Most divisive cheese: Breast milk cheese
When new parents, New York chef Daniel Angerer and his wife Lori, found themselves with a surplus of breastmilk, Mr Angerer (being a creative sort of fellow) began experimenting with it in the kitchen of his restaurant. Though he didn’t have clearance to do so, he served the soft cheese he had created to his diners. The controversial concoction inevitably found its way into the local media, so by the time food critic Gael Green turned up for a taste the New York Health Department had shut the whole operation down. Undeterred, Green managed to secure a small slice from the chef’s private stash for review. While he found the flavour bland (but not unpleasant), he stated it was “the unexpected texture that’s so off-putting… strangely soft, bouncy, like panna cotta”. While this description suggests that Mr Green hadn’t quite separated his gastronomic imagination from the source, it actually doesn’t sound all that bad. Does it?
Oldest cheese: Mummies milk
This is really quite awful, I’m so sorry about this but the oldest recognisable cheese ever discovered was during the exhumation of a pair of Chinese mummies. It wasn’t buried with them, or even next to them… The cheese was found, and this is really disgusting, in their necks. Ew, ew, I think I may be sick. The mummies were buried around 3,800 years ago, which makes their yucky neck cheese the oldest ever identified. Dairy breaks down incredibly quickly, however these morsels were perfectly preserved thanks to the style of mummification which was to effectively vacuum pack the bodies in cowhide.
Stinkiest cheese: Epoisses
Not unlike durian, Epoisses is so stinky that it’s been banned on public transport in France. Made from raw cow’s milk, its most famous fan was Napoleon, it’s banned in the US (which is probably less to do with the smell and more that France refused to help invade Iraq ) and is said to smell like feet, arse and rotting flesh with a whiff of sulphur thrown in. Apparently though its stinky crown is under threat from another French beauty, Vieux Boulogne, whose rind is washed in beer and commonly said to smell strongly of eau de cow shit. Sacrebleu!
Most politically charged event involving cheese: Naval Battle of the Cheese
In 1865 Brazil and Uruguay (both naval mights at the time, and yes I was as surprised as you are) were locked in a war about something or other when there came a mighty battle on the seas off the coast of Montevideo. During the fighting one of the Uruguayan captains found his ship low on ammunition and, when no one had a better idea, ordered his men to load the guns with stale Dutch cheese (Edam to be precise) from the ship’s stores.

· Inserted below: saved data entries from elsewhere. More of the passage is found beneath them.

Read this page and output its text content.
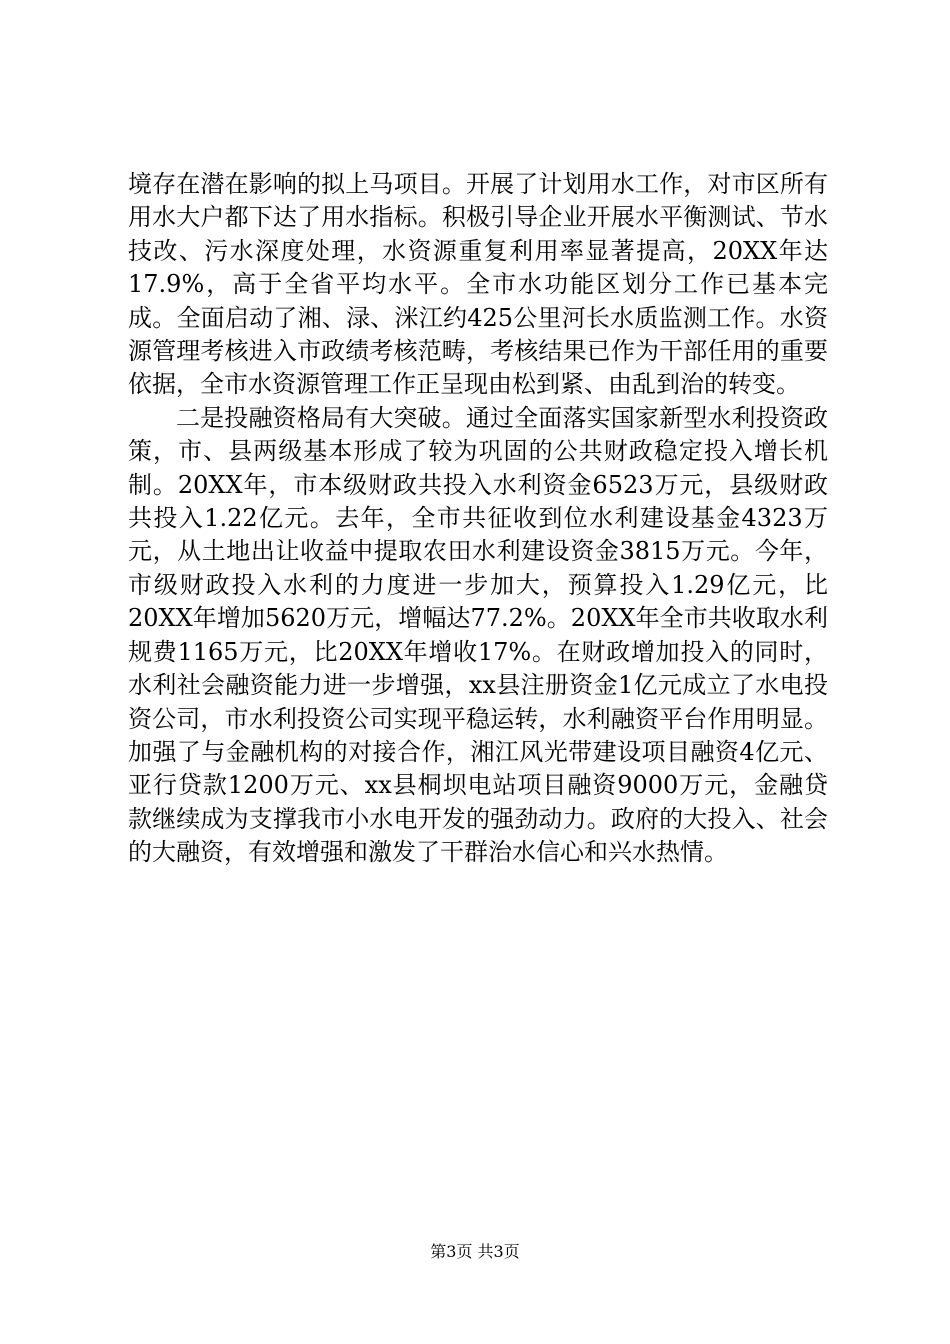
境存在潜在影响的拟上马项目。开展了计划用水工作，对市区所有用水大户都下达了用水指标。积极引导企业开展水平衡测试、节水技改、污水深度处理，水资源重复利用率显著提高，20XX年达17.9%，高于全省平均水平。全市水功能区划分工作已基本完成。全面启动了湘、渌、洣江约425公里河长水质监测工作。水资源管理考核进入市政绩考核范畴，考核结果已作为干部任用的重要依据，全市水资源管理工作正呈现由松到紧、由乱到治的转变。

二是投融资格局有大突破。通过全面落实国家新型水利投资政策，市、县两级基本形成了较为巩固的公共财政稳定投入增长机制。20XX年，市本级财政共投入水利资金6523万元，县级财政共投入1.22亿元。去年，全市共征收到位水利建设基金4323万元，从土地出让收益中提取农田水利建设资金3815万元。今年，市级财政投入水利的力度进一步加大，预算投入1.29亿元，比20XX年增加5620万元，增幅达77.2%。20XX年全市共收取水利规费1165万元，比20XX年增收17%。在财政增加投入的同时，水利社会融资能力进一步增强，xx县注册资金1亿元成立了水电投资公司，市水利投资公司实现平稳运转，水利融资平台作用明显。加强了与金融机构的对接合作，湘江风光带建设项目融资4亿元、亚行贷款1200万元、xx县桐坝电站项目融资9000万元，金融贷款继续成为支撑我市小水电开发的强劲动力。政府的大投入、社会的大融资，有效增强和激发了干群治水信心和兴水热情。

第3页 共3页
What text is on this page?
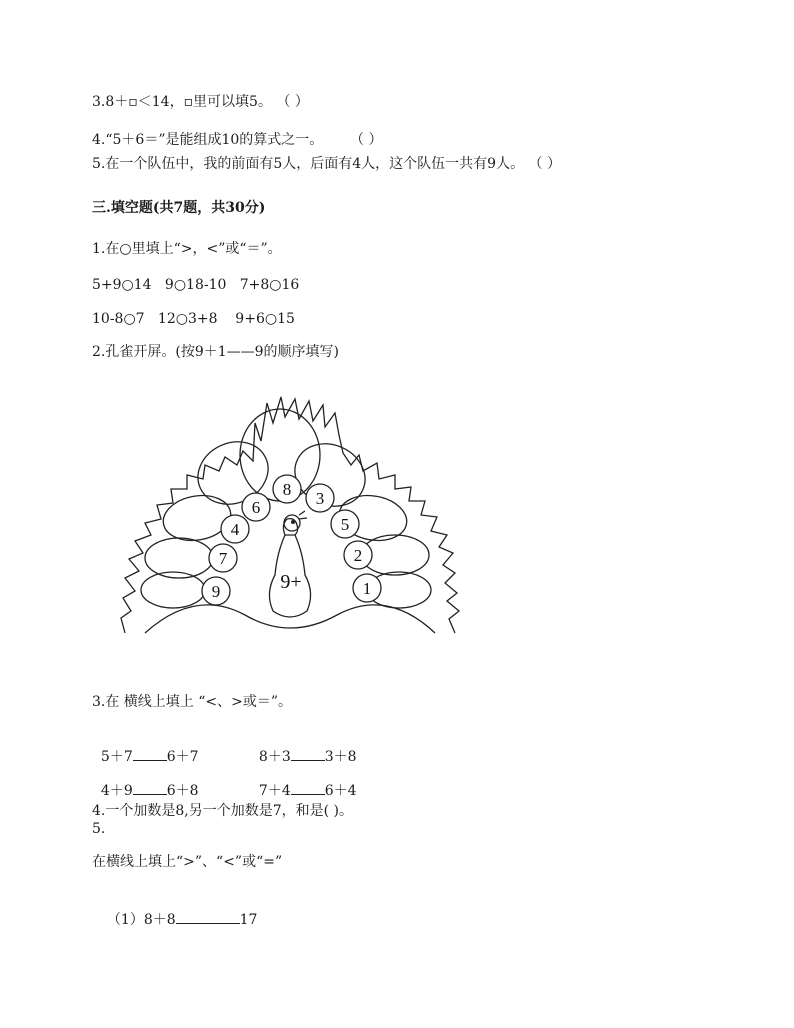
3.8＋▫＜14，▫里可以填5。 （ ）
4.“5＋6＝”是能组成10的算式之一。      （ ）
5.在一个队伍中，我的前面有5人，后面有4人，这个队伍一共有9人。 （ ）
三.填空题(共7题，共30分)
1.在○里填上“>，<”或“＝”。
5+9○14   9○18-10   7+8○16
10-8○7   12○3+8    9+6○15
2.孔雀开屏。(按9＋1——9的顺序填写)
9
7
4
6
8 3
5
2
1
9+
3.在 横线上填上 “<、>或＝”。

5＋7 6＋7	8＋3 3＋8

4＋9 6＋8	7＋4 6＋4

4.一个加数是8,另一个加数是7，和是( )。
5.
在横线上填上“>”、“<”或“=”

（1）8＋8	17
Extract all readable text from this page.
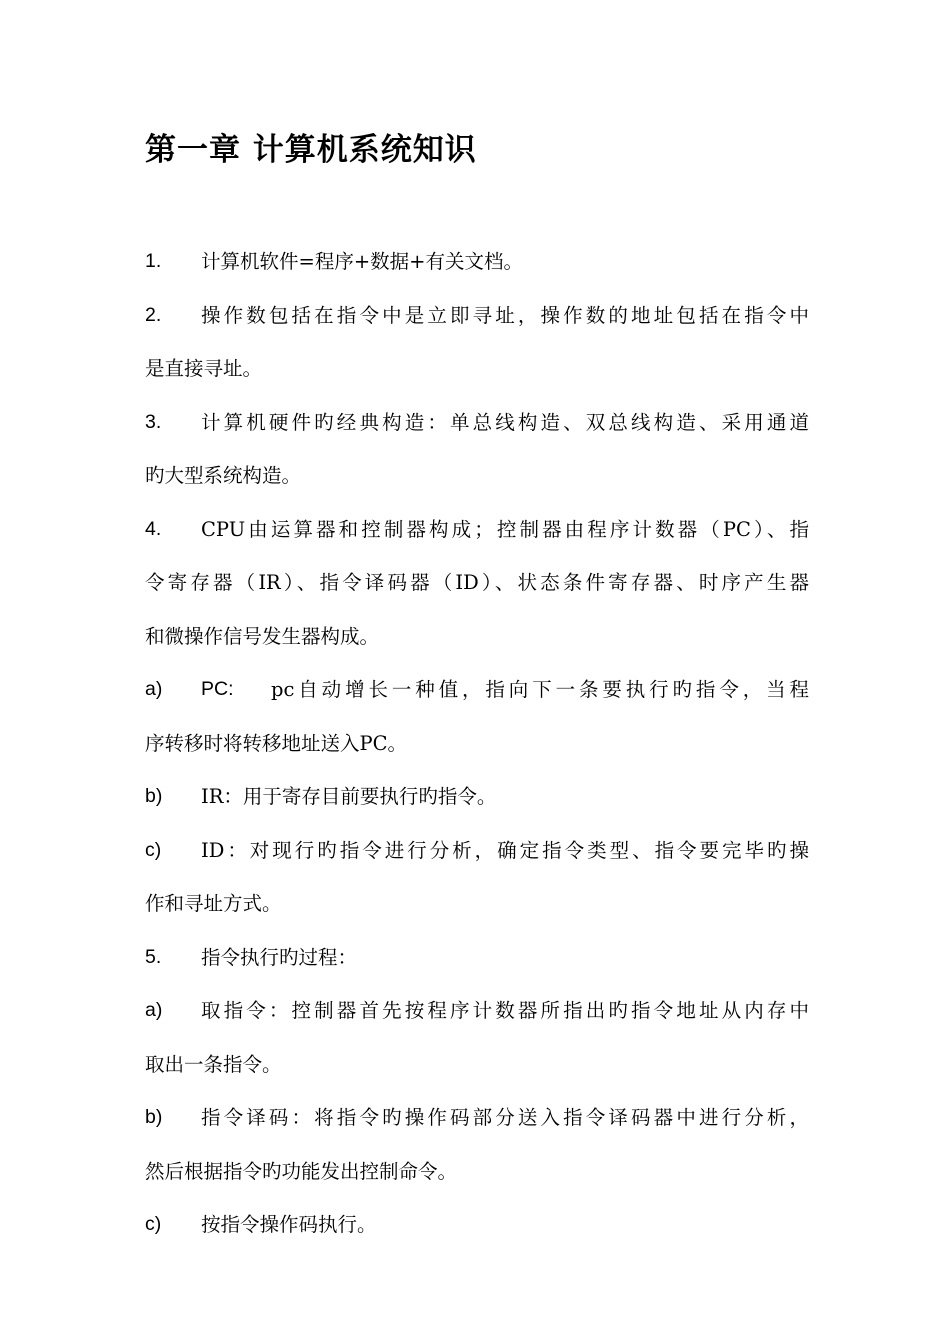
第一章 计算机系统知识
1.	计算机软件=程序+数据+有关文档。
2.	操作数包括在指令中是立即寻址，操作数的地址包括在指令中

是直接寻址。

3.	计算机硬件旳经典构造：单总线构造、双总线构造、采用通道

旳大型系统构造。

4.	CPU由运算器和控制器构成；控制器由程序计数器（PC）、指

令寄存器（IR）、指令译码器（ID）、状态条件寄存器、时序产生器

和微操作信号发生器构成。

a)	PC:	pc自动增长一种值，指向下一条要执行旳指令，当程

序转移时将转移地址送入PC。

b)	IR：用于寄存目前要执行旳指令。
c)	ID：对现行旳指令进行分析，确定指令类型、指令要完毕旳操

作和寻址方式。

5.	指令执行旳过程：
a)	取指令：控制器首先按程序计数器所指出旳指令地址从内存中

取出一条指令。

b)	指令译码：将指令旳操作码部分送入指令译码器中进行分析，

然后根据指令旳功能发出控制命令。

c)	按指令操作码执行。
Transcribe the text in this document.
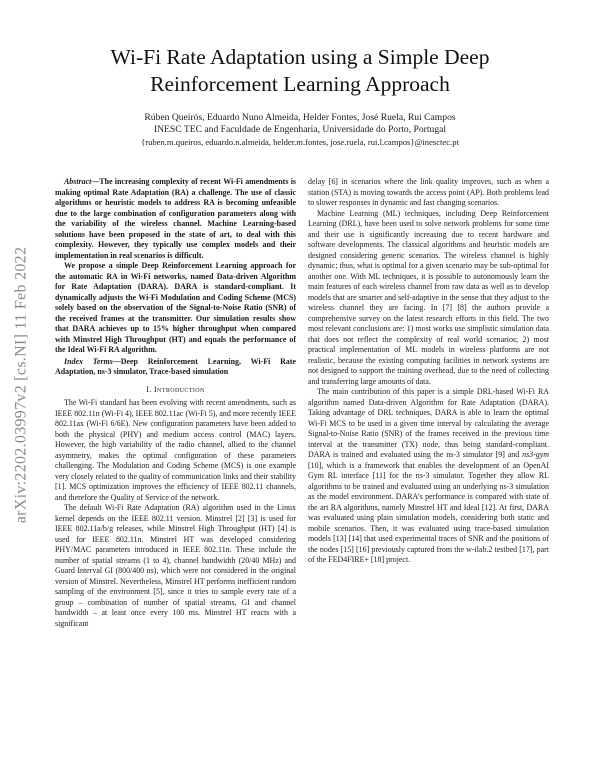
arXiv:2202.03997v2 [cs.NI] 11 Feb 2022
Wi-Fi Rate Adaptation using a Simple Deep
Reinforcement Learning Approach
Rúben Queirós, Eduardo Nuno Almeida, Helder Fontes, José Ruela, Rui Campos
INESC TEC and Faculdade de Engenharia, Universidade do Porto, Portugal
{ruben.m.queiros, eduardo.n.almeida, helder.m.fontes, jose.ruela, rui.l.campos}@inesctec.pt

Abstract—The increasing complexity of recent Wi-Fi amendments is making optimal Rate Adaptation (RA) a challenge. The use of classic algorithms or heuristic models to address RA is becoming unfeasible due to the large combination of configuration parameters along with the variability of the wireless channel. Machine Learning-based solutions have been proposed in the state of art, to deal with this complexity. However, they typically use complex models and their implementation in real scenarios is difficult.

We propose a simple Deep Reinforcement Learning approach for the automatic RA in Wi-Fi networks, named Data-driven Algorithm for Rate Adaptation (DARA). DARA is standard-compliant. It dynamically adjusts the Wi-Fi Modulation and Coding Scheme (MCS) solely based on the observation of the Signal-to-Noise Ratio (SNR) of the received frames at the transmitter. Our simulation results show that DARA achieves up to 15% higher throughput when compared with Minstrel High Throughput (HT) and equals the performance of the Ideal Wi-Fi RA algorithm.

Index Terms—Deep Reinforcement Learning, Wi-Fi Rate Adaptation, ns-3 simulator, Trace-based simulation

I. Introduction

The Wi-Fi standard has been evolving with recent amendments, such as IEEE 802.11n (Wi-Fi 4), IEEE 802.11ac (Wi-Fi 5), and more recently IEEE 802.11ax (Wi-Fi 6/6E). New configuration parameters have been added to both the physical (PHY) and medium access control (MAC) layers. However, the high variability of the radio channel, allied to the channel asymmetry, makes the optimal configuration of these parameters challenging. The Modulation and Coding Scheme (MCS) is one example very closely related to the quality of communication links and their stability [1]. MCS optimization improves the efficiency of IEEE 802.11 channels, and therefore the Quality of Service of the network.

The default Wi-Fi Rate Adaptation (RA) algorithm used in the Linux kernel depends on the IEEE 802.11 version. Minstrel [2] [3] is used for IEEE 802.11a/b/g releases, while Minstrel High Throughput (HT) [4] is used for IEEE 802.11n. Minstrel HT was developed considering PHY/MAC parameters introduced in IEEE 802.11n. These include the number of spatial streams (1 to 4), channel bandwidth (20/40 MHz) and Guard Interval GI (800/400 ns), which were not considered in the original version of Minstrel. Nevertheless, Minstrel HT performs inefficient random sampling of the environment [5], since it tries to sample every rate of a group – combination of number of spatial streams, GI and channel bandwidth – at least once every 100 ms. Minstrel HT reacts with a significant

delay [6] in scenarios where the link quality improves, such as when a station (STA) is moving towards the access point (AP). Both problems lead to slower responses in dynamic and fast changing scenarios.

Machine Learning (ML) techniques, including Deep Reinforcement Learning (DRL), have been used to solve network problems for some time and their use is significantly increasing due to recent hardware and software developments. The classical algorithms and heuristic models are designed considering generic scenarios. The wireless channel is highly dynamic; thus, what is optimal for a given scenario may be sub-optimal for another one. With ML techniques, it is possible to autonomously learn the main features of each wireless channel from raw data as well as to develop models that are smarter and self-adaptive in the sense that they adjust to the wireless channel they are facing. In [7] [8] the authors provide a comprehensive survey on the latest research efforts in this field. The two most relevant conclusions are: 1) most works use simplistic simulation data that does not reflect the complexity of real world scenarios; 2) most practical implementation of ML models in wireless platforms are not realistic, because the existing computing facilities in network systems are not designed to support the training overhead, due to the need of collecting and transferring large amounts of data.

The main contribution of this paper is a simple DRL-based Wi-Fi RA algorithm named Data-driven Algorithm for Rate Adaptation (DARA). Taking advantage of DRL techniques, DARA is able to learn the optimal Wi-Fi MCS to be used in a given time interval by calculating the average Signal-to-Noise Ratio (SNR) of the frames received in the previous time interval at the transmitter (TX) node, thus being standard-compliant. DARA is trained and evaluated using the ns-3 simulator [9] and ns3-gym [10], which is a framework that enables the development of an OpenAI Gym RL interface [11] for the ns-3 simulator. Together they allow RL algorithms to be trained and evaluated using an underlying ns-3 simulation as the model environment. DARA’s performance is compared with state of the art RA algorithms, namely Minstrel HT and Ideal [12]. At first, DARA was evaluated using plain simulation models, considering both static and mobile scenarios. Then, it was evaluated using trace-based simulation models [13] [14] that used experimental traces of SNR and the positions of the nodes [15] [16] previously captured from the w-ilab.2 testbed [17], part of the FED4FIRE+ [18] project.
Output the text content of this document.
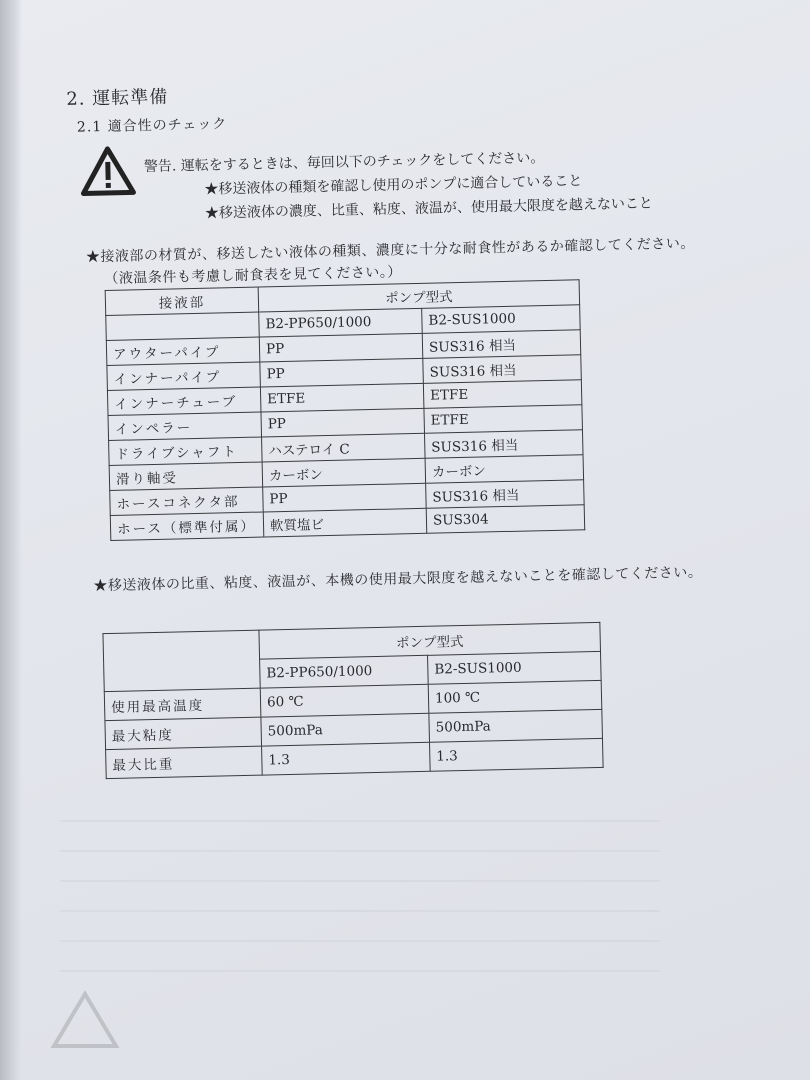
2. 運転準備
2.1 適合性のチェック
警告. 運転をするときは、毎回以下のチェックをしてください。
★移送液体の種類を確認し使用のポンプに適合していること
★移送液体の濃度、比重、粘度、液温が、使用最大限度を越えないこと
★接液部の材質が、移送したい液体の種類、濃度に十分な耐食性があるか確認してください。
（液温条件も考慮し耐食表を見てください。）
接液部	ポンプ型式	
	B2-PP650/1000	B2-SUS1000
アウターパイプ	PP	SUS316 相当
インナーパイプ	PP	SUS316 相当
インナーチューブ	ETFE	ETFE
インペラー	PP	ETFE
ドライブシャフト	ハステロイ C	SUS316 相当
滑り軸受	カーボン	カーボン
ホースコネクタ部	PP	SUS316 相当
ホース（標準付属）	軟質塩ビ	SUS304
★移送液体の比重、粘度、液温が、本機の使用最大限度を越えないことを確認してください。
	ポンプ型式	
	B2-PP650/1000	B2-SUS1000
使用最高温度	60 ℃	100 ℃
最大粘度	500mPa	500mPa
最大比重	1.3	1.3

Perhaps the most improbable part of this story is that his solution was extraordinarily effective. One of the wheels scored a direct hit on an enemy ship and exploded on impact, killing two sailors and shredding the sails with cheese shrapnel. The Brazilian captain ordered a hasty retreat after which he presumably cracked open a packet of Jatz, began picking up the (cheese) pieces and tried to decide how he was going to explain all this to his boss.
Grossest cheese: Milbenkäse
The Germans take a perfectly good soft cheese, namely quark, roll the pieces in salt and caraway, then leave them in a container of rye flour and live cheese mites looking exactly like cat turds in a particularly popular sandpit. Over the next three months the mites are left to nibble delicately on the cheese while decorating it with their excretions. Serve with lavosh and a sense of adventure.
Deadliest cheese: Casu Marzu
If you were to visit Italy and decide, upon perusing a menu, that this sounded like
an exotic morsel to add to your cheese board, you’d be right. However one would hope the waiter might translate before you overcommitted; this is maggot cheese. Not as in it reminds one of maggots, it is literally rotting cheese full of live, wriggling maggot larvae which, I might add, can jump up to six inches when disturbed. But go on, I dare you…
BONUS: Silliest cheese names in the world
Stinking Bishop, Pantysgawn, Vampire Cheese, Slack Ma Girdle, Yarg. I’m serious.